Both companies providing Affordable Care Act-compliant insurance coverage in the state, Medica and Bright Health, have announced plans to treat COVID-19 tests like preventative care and cover them in full, with no copays or deductibles, as long as they are ordered by a doctor.
"Our foremost responsibility during the COVID-19 outbreak is to the health, safety and well-being of our members,” Michael Cantor, chief medical officer for Bright Health, said in a news release. “We are committed to working closely with our members, care partners and physicians to contain the spread of COVID-19 by providing affordable access to diagnostic care for all of our members.”
Medica said it will waive copays, co-insurance and deductibles related to COVID-19 testing for all fully insured group, individual and Medicare members.
In addition to offering ACA-compliant coverage in Nebraska, Medica also offers Medicare Advantage plans and an association health plan through the Nebraska Farm Bureau.

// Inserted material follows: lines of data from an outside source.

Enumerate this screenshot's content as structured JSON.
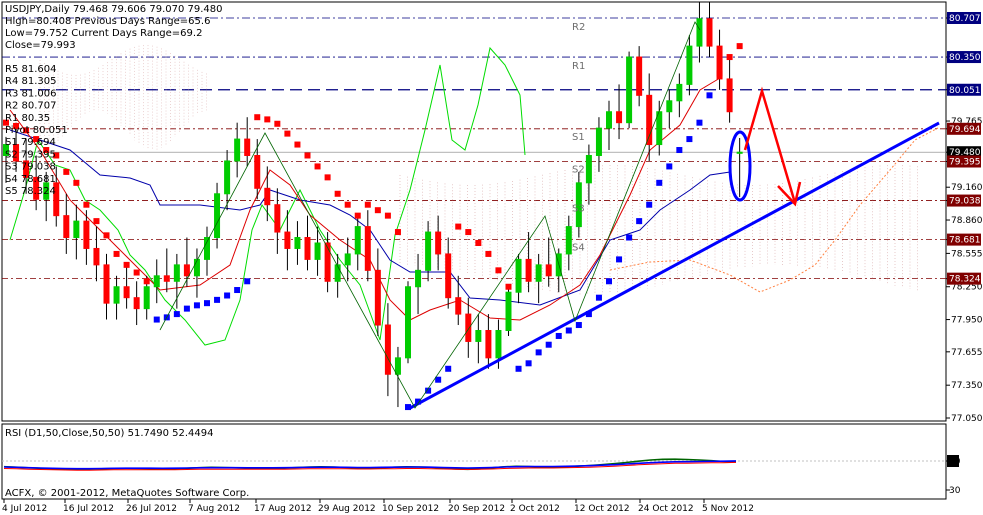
{
  "header": {
    "symbol": "USDJPY,Daily",
    "ohlc": "79.468 79.606 79.070 79.480",
    "lines": [
      "High=80.408   Previous Days Range=65.6",
      "Low=79.752   Current Days Range=69.2",
      "Close=79.993"
    ]
  },
  "pivot_list": [
    "R5 81.604",
    "R4 81.305",
    "R3 81.006",
    "R2 80.707",
    "R1 80.35",
    "Pivot 80.051",
    "S1 79.694",
    "S2 79.395",
    "S3 79.038",
    "S4 78.681",
    "S5 78.324"
  ],
  "level_tags": [
    "R2",
    "R1",
    "S1",
    "S2",
    "S3",
    "S4"
  ],
  "rsi_title": "RSI (D1,50,Close,50,50) 51.7490 52.4494",
  "copyright": "ACFX, © 2001-2012, MetaQuotes Software Corp.",
  "colors": {
    "bull": "#00cc00",
    "bear": "#ff0000",
    "psar": "#0000ff",
    "pivot_line": "#000080",
    "level_line": "#800000",
    "trend": "#0000ff",
    "ichimoku_span": "#ff8040",
    "kumo": "#d8a8a8",
    "green_line": "#00dd00",
    "rsi": "#006400",
    "rsi_ma": "#0000ff",
    "rsi_red": "#ff0000"
  },
  "chart_data": [
    {
      "type": "candlestick",
      "title": "USDJPY,Daily",
      "x_ticks": [
        "4 Jul 2012",
        "16 Jul 2012",
        "26 Jul 2012",
        "7 Aug 2012",
        "17 Aug 2012",
        "29 Aug 2012",
        "10 Sep 2012",
        "20 Sep 2012",
        "2 Oct 2012",
        "12 Oct 2012",
        "24 Oct 2012",
        "5 Nov 2012"
      ],
      "y_ticks": [
        80.707,
        80.35,
        80.051,
        79.765,
        79.694,
        79.48,
        79.395,
        79.16,
        79.038,
        78.86,
        78.681,
        78.555,
        78.324,
        78.25,
        77.95,
        77.655,
        77.35,
        77.05
      ],
      "ylim": [
        77.05,
        80.9
      ],
      "price_labels": [
        {
          "text": "80.707",
          "color": "#000080"
        },
        {
          "text": "80.350",
          "color": "#000080"
        },
        {
          "text": "80.051",
          "color": "#000080"
        },
        {
          "text": "79.694",
          "color": "#800000"
        },
        {
          "text": "79.480",
          "color": "#000000"
        },
        {
          "text": "79.395",
          "color": "#800000"
        },
        {
          "text": "79.038",
          "color": "#800000"
        },
        {
          "text": "78.681",
          "color": "#800000"
        },
        {
          "text": "78.324",
          "color": "#800000"
        }
      ],
      "pivot_levels": [
        {
          "name": "R2",
          "value": 80.707
        },
        {
          "name": "R1",
          "value": 80.35
        },
        {
          "name": "Pivot",
          "value": 80.051
        },
        {
          "name": "S1",
          "value": 79.694
        },
        {
          "name": "S2",
          "value": 79.395
        },
        {
          "name": "S3",
          "value": 79.038
        },
        {
          "name": "S4",
          "value": 78.681
        },
        {
          "name": "S5",
          "value": 78.324
        }
      ],
      "candles": [
        [
          79.45,
          79.62,
          79.2,
          79.55
        ],
        [
          79.55,
          79.75,
          79.3,
          79.4
        ],
        [
          79.4,
          79.6,
          79.1,
          79.25
        ],
        [
          79.25,
          79.45,
          78.95,
          79.05
        ],
        [
          79.05,
          79.3,
          78.85,
          79.2
        ],
        [
          79.2,
          79.35,
          78.8,
          78.9
        ],
        [
          78.9,
          79.1,
          78.55,
          78.7
        ],
        [
          78.7,
          79.0,
          78.5,
          78.85
        ],
        [
          78.85,
          78.95,
          78.45,
          78.6
        ],
        [
          78.6,
          78.8,
          78.3,
          78.45
        ],
        [
          78.45,
          78.55,
          77.95,
          78.1
        ],
        [
          78.1,
          78.35,
          77.95,
          78.25
        ],
        [
          78.25,
          78.45,
          78.05,
          78.15
        ],
        [
          78.15,
          78.3,
          77.9,
          78.05
        ],
        [
          78.05,
          78.35,
          77.95,
          78.25
        ],
        [
          78.25,
          78.5,
          78.1,
          78.35
        ],
        [
          78.35,
          78.6,
          78.2,
          78.3
        ],
        [
          78.3,
          78.55,
          78.05,
          78.45
        ],
        [
          78.45,
          78.7,
          78.25,
          78.35
        ],
        [
          78.35,
          78.6,
          78.15,
          78.5
        ],
        [
          78.5,
          78.8,
          78.35,
          78.7
        ],
        [
          78.7,
          79.2,
          78.6,
          79.1
        ],
        [
          79.1,
          79.5,
          78.95,
          79.4
        ],
        [
          79.4,
          79.75,
          79.25,
          79.6
        ],
        [
          79.6,
          79.8,
          79.35,
          79.45
        ],
        [
          79.45,
          79.6,
          79.05,
          79.15
        ],
        [
          79.15,
          79.35,
          78.85,
          79.0
        ],
        [
          79.0,
          79.15,
          78.55,
          78.75
        ],
        [
          78.75,
          78.95,
          78.4,
          78.6
        ],
        [
          78.6,
          78.85,
          78.45,
          78.7
        ],
        [
          78.7,
          78.9,
          78.4,
          78.5
        ],
        [
          78.5,
          78.8,
          78.35,
          78.65
        ],
        [
          78.65,
          78.75,
          78.2,
          78.3
        ],
        [
          78.3,
          78.55,
          78.15,
          78.45
        ],
        [
          78.45,
          78.7,
          78.3,
          78.55
        ],
        [
          78.55,
          78.9,
          78.4,
          78.8
        ],
        [
          78.8,
          78.95,
          78.3,
          78.4
        ],
        [
          78.4,
          78.6,
          77.8,
          77.9
        ],
        [
          77.9,
          78.1,
          77.25,
          77.45
        ],
        [
          77.45,
          77.7,
          77.15,
          77.6
        ],
        [
          77.6,
          78.3,
          77.55,
          78.25
        ],
        [
          78.25,
          78.55,
          78.0,
          78.4
        ],
        [
          78.4,
          78.85,
          78.3,
          78.75
        ],
        [
          78.75,
          78.9,
          78.4,
          78.55
        ],
        [
          78.55,
          78.7,
          78.05,
          78.15
        ],
        [
          78.15,
          78.35,
          77.9,
          78.0
        ],
        [
          78.0,
          78.15,
          77.6,
          77.75
        ],
        [
          77.75,
          78.0,
          77.55,
          77.85
        ],
        [
          77.85,
          78.0,
          77.5,
          77.6
        ],
        [
          77.6,
          77.95,
          77.5,
          77.85
        ],
        [
          77.85,
          78.25,
          77.8,
          78.2
        ],
        [
          78.2,
          78.55,
          78.1,
          78.5
        ],
        [
          78.5,
          78.75,
          78.2,
          78.3
        ],
        [
          78.3,
          78.55,
          78.1,
          78.45
        ],
        [
          78.45,
          78.7,
          78.25,
          78.35
        ],
        [
          78.35,
          78.6,
          78.2,
          78.55
        ],
        [
          78.55,
          78.9,
          78.4,
          78.8
        ],
        [
          78.8,
          79.3,
          78.7,
          79.2
        ],
        [
          79.2,
          79.55,
          79.0,
          79.45
        ],
        [
          79.45,
          79.8,
          79.3,
          79.7
        ],
        [
          79.7,
          79.95,
          79.5,
          79.85
        ],
        [
          79.85,
          80.1,
          79.6,
          79.75
        ],
        [
          79.75,
          80.4,
          79.7,
          80.35
        ],
        [
          80.35,
          80.45,
          79.9,
          80.0
        ],
        [
          80.0,
          80.2,
          79.4,
          79.55
        ],
        [
          79.55,
          79.95,
          79.45,
          79.85
        ],
        [
          79.85,
          80.05,
          79.7,
          79.95
        ],
        [
          79.95,
          80.2,
          79.8,
          80.1
        ],
        [
          80.1,
          80.55,
          80.0,
          80.45
        ],
        [
          80.45,
          80.85,
          80.3,
          80.7
        ],
        [
          80.7,
          80.85,
          80.35,
          80.45
        ],
        [
          80.45,
          80.6,
          80.05,
          80.15
        ],
        [
          80.15,
          80.35,
          79.75,
          79.85
        ],
        [
          79.47,
          79.61,
          79.07,
          79.48
        ]
      ],
      "psar": [
        79.75,
        79.72,
        79.68,
        79.6,
        79.5,
        79.45,
        79.3,
        79.2,
        79.0,
        78.85,
        78.72,
        78.55,
        78.45,
        78.38,
        78.3,
        77.95,
        77.97,
        78.0,
        78.05,
        78.08,
        78.1,
        78.13,
        78.17,
        78.22,
        78.3,
        79.8,
        79.78,
        79.74,
        79.65,
        79.55,
        79.45,
        79.35,
        79.25,
        79.1,
        79.0,
        78.9,
        79.0,
        78.95,
        78.9,
        78.75,
        77.15,
        77.2,
        77.3,
        77.4,
        77.5,
        78.8,
        78.75,
        78.65,
        78.55,
        78.4,
        78.25,
        77.5,
        77.55,
        77.65,
        77.72,
        77.8,
        77.85,
        77.9,
        78.0,
        78.15,
        78.3,
        78.5,
        78.7,
        78.85,
        79.0,
        79.2,
        79.35,
        79.5,
        79.6,
        79.75,
        80.0,
        80.2,
        80.35,
        80.45
      ]
    },
    {
      "type": "line",
      "title": "RSI (D1,50,Close,50,50) 51.7490 52.4494",
      "y_ticks": [
        50,
        30
      ],
      "y_tick_labels": [
        "50",
        "30"
      ],
      "ylim": [
        30,
        70
      ],
      "series": [
        {
          "values": [
            49,
            48.7,
            48.3,
            48,
            47.8,
            47.5,
            47.4,
            47.5,
            47.7,
            47.9,
            48,
            47.9,
            47.8,
            47.7,
            47.8,
            48,
            48.4,
            48.6,
            48.5,
            48.3,
            48,
            47.8,
            47.8,
            48.1,
            48.5,
            48.8,
            48.9,
            48.8,
            48.5,
            48.2,
            48,
            48.3,
            48.7,
            48.9,
            48.8,
            48.6,
            48.1,
            47.6,
            47.4,
            47.7,
            48.3,
            48.9,
            49.2,
            49.1,
            48.8,
            48.6,
            48.9,
            49.3,
            49.7,
            50.2,
            50.8,
            51.5,
            52.3,
            53,
            53.4,
            53.5,
            53.3,
            53,
            52.6,
            52.1,
            51.8
          ]
        },
        {
          "values": [
            48.8,
            48.6,
            48.4,
            48.2,
            48,
            47.9,
            47.8,
            47.8,
            47.9,
            48,
            48.1,
            48.1,
            48.1,
            48,
            48.1,
            48.2,
            48.3,
            48.4,
            48.4,
            48.4,
            48.3,
            48.3,
            48.3,
            48.4,
            48.5,
            48.6,
            48.7,
            48.7,
            48.6,
            48.5,
            48.5,
            48.6,
            48.7,
            48.8,
            48.8,
            48.7,
            48.5,
            48.3,
            48.2,
            48.3,
            48.5,
            48.8,
            49,
            49.1,
            49.1,
            49.1,
            49.2,
            49.4,
            49.6,
            49.9,
            50.2,
            50.6,
            51,
            51.4,
            51.7,
            51.9,
            52,
            52.1,
            52.2,
            52.3,
            52.45
          ]
        }
      ]
    }
  ]
}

The Blue Cross Blue Shield Association said all 36 of its independent affiliates, including Blue Cross and Blue Shield of Nebraska, will waive costs for medically necessary COVID-19 testing. The association said it also was making other moves, including waiving prior authorization rules for treatment related to COVID-19 and waiving early medication refill limits on 30-day prescription maintenance medications.
“It is important that our members feel safe and secure knowing that they are able to pursue the proper care and testing they need to protect their health during this time of concern,” Vincent Nelson, vice president, medical affairs and interim chief medical officer at Blue Cross Blue Shield, said in a statement on the organization's website.
Other insurers that have publicly announced plans to waive fees for coronavirus testing for their customers include UnitedHealthcare, Cigna and Aetna.
However, insurers still will charge for doctor's visits and other costs related to care.
The cost of the test can vary by insurer and plan. State labs and the CDC have not been charging for testing samples. However, commercial labs are now able to do the test, and it will not be done for free.
In Nebraska, people who are worried about a possible coronavirus infection can use CHI Health's Virtual Care service for free temporarily. The health system also has created an online questionnaire for anyone who believes they are presenting symptoms of COVID-19, including lower respiratory illnesses like cough and shortness of breath, as well as fever over 100.4 degrees.
The three-question quiz can be found online at chihealth.com/coronavirus.
Nebraska so far has had three confirmed cases of the illness, all in Omaha and all linked to the same family.